Two segregated subsets of tissue resident pulmonary myeloid DC were identified in single cell suspensions by flowcytometry: the langerin+ LDC and the DC-SIGN+ interstitial-type DC (intDC). LDC partially expressed the markers CD1a and BDCA-1, which are also present on their known blood precursors. In contrast, intDC did not express langerin, CD1a or BDCA-1, but were more closely related to monocytes.

Quantification of DC in the small airways by immunohistochemistry revealed a higher number of LDC in current smokers without COPD and in COPD patients compared to never smokers and ex-smokers without COPD. Importantly, there was no difference in the number of LDC between current and ex-smoking COPD patients.

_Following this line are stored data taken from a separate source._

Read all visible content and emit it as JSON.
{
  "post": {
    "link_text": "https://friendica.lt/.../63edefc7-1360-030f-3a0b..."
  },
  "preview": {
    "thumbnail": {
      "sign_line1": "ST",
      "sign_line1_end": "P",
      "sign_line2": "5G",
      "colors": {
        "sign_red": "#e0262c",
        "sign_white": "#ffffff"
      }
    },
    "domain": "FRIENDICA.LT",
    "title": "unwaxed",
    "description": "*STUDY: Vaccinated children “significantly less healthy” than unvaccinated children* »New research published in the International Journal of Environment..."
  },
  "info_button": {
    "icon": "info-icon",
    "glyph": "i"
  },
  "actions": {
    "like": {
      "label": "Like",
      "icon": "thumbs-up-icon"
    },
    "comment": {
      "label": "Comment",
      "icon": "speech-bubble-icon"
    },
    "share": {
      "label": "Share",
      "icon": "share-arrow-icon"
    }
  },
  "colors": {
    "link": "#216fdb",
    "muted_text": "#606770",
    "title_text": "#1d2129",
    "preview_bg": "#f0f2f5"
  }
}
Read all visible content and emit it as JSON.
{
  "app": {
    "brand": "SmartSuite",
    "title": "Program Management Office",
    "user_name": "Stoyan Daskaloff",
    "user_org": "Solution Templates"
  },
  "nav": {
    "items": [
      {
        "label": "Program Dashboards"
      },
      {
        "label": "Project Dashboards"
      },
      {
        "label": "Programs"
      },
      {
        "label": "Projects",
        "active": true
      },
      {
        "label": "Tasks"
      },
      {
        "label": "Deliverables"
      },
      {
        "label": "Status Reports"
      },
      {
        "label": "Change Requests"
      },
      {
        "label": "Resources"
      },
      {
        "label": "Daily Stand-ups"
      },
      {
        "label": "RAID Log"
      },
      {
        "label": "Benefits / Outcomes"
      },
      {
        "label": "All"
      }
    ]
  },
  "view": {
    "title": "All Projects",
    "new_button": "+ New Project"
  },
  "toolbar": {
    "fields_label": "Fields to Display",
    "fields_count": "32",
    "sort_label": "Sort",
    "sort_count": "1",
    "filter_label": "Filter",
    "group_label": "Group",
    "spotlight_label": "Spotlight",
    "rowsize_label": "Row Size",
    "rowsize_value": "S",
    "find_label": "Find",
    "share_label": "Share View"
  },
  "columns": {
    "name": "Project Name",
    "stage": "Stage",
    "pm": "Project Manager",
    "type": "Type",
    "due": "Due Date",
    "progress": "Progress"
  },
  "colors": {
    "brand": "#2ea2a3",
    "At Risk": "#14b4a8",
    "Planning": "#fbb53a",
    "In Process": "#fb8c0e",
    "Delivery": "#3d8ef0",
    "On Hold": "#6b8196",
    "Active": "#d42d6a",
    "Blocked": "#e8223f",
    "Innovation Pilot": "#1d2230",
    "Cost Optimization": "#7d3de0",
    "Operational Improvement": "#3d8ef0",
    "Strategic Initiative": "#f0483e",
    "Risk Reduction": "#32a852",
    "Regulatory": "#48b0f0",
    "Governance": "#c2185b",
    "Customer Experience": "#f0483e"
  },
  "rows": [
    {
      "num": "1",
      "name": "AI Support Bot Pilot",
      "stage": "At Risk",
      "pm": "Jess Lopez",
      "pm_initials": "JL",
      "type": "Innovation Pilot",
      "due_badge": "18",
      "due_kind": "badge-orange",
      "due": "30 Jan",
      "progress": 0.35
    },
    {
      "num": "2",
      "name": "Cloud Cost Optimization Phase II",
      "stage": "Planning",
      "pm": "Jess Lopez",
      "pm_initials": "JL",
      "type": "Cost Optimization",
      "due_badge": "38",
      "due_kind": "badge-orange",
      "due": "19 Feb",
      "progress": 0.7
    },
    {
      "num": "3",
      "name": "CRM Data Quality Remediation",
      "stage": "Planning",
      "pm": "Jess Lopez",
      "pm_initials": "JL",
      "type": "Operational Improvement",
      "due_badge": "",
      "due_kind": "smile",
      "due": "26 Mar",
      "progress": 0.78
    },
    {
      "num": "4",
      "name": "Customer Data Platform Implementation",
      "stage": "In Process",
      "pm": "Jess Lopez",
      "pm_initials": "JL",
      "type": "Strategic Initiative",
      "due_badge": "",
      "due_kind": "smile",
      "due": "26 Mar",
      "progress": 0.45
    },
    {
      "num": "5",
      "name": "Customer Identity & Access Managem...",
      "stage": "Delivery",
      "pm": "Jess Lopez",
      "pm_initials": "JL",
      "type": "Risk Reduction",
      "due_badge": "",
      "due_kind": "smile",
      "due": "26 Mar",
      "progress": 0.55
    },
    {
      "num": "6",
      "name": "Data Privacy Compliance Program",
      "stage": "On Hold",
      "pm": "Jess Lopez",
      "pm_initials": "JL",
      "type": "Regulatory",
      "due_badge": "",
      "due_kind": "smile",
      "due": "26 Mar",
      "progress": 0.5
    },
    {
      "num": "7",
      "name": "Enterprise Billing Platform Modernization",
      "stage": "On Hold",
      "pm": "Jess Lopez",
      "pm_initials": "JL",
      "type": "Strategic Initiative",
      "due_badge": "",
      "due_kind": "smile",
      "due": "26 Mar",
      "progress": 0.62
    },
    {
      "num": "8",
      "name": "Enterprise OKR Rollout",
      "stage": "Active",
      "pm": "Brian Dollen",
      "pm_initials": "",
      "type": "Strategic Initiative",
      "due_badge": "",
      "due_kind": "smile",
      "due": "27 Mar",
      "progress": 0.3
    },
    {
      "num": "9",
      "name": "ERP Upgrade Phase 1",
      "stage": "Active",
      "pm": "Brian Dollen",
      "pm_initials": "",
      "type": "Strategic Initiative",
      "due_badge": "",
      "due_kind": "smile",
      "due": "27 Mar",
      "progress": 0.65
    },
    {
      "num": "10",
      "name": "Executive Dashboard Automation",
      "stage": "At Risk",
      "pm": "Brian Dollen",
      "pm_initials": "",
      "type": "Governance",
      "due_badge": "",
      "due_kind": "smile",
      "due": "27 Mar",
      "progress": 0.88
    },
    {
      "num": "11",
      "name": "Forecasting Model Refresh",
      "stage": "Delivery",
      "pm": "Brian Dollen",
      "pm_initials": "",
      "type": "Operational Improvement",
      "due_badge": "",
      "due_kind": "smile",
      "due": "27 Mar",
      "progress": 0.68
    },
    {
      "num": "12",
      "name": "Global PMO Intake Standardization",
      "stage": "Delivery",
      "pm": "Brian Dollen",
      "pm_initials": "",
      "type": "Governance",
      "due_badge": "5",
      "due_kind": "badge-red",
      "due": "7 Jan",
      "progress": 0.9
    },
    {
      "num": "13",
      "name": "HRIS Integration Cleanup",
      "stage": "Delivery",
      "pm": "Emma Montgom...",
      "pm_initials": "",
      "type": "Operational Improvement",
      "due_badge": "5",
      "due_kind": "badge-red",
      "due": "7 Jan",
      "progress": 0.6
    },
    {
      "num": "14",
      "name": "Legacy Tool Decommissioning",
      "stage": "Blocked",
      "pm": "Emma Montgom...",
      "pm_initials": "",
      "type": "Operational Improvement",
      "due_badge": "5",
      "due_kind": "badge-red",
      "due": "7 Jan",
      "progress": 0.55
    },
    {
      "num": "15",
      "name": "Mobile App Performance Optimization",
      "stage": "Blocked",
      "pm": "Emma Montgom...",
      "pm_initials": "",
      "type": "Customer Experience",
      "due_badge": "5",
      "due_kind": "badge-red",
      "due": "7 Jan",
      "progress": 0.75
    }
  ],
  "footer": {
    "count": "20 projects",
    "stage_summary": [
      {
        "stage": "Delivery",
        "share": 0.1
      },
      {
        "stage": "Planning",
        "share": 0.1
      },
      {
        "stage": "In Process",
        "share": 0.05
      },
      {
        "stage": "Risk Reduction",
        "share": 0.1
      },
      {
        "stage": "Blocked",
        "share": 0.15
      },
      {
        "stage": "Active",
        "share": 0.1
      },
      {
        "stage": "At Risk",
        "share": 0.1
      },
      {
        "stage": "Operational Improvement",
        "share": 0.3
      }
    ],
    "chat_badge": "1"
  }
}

In contrast, the number of intDC did not differ between study groups. Interestingly, the number of BDCA-1+ DC was significantly lower in COPD patients compared to never smokers and further decreased with the severity of the disease. In addition, the accumulation of LDC in the small airways significantly correlated with the expression of the LDC inducing differentiation factor activin-A.

Conclusions

Myeloid DC differentiation is altered in small airways of current smokers and COPD patients resulting in a selective accumulation of the LDC subset which correlates with the pulmonary expression of the LDC-inducing differentiation factor activin-A. This study identified the LDC subset as an interesting focus for future research in COPD pathogenesis.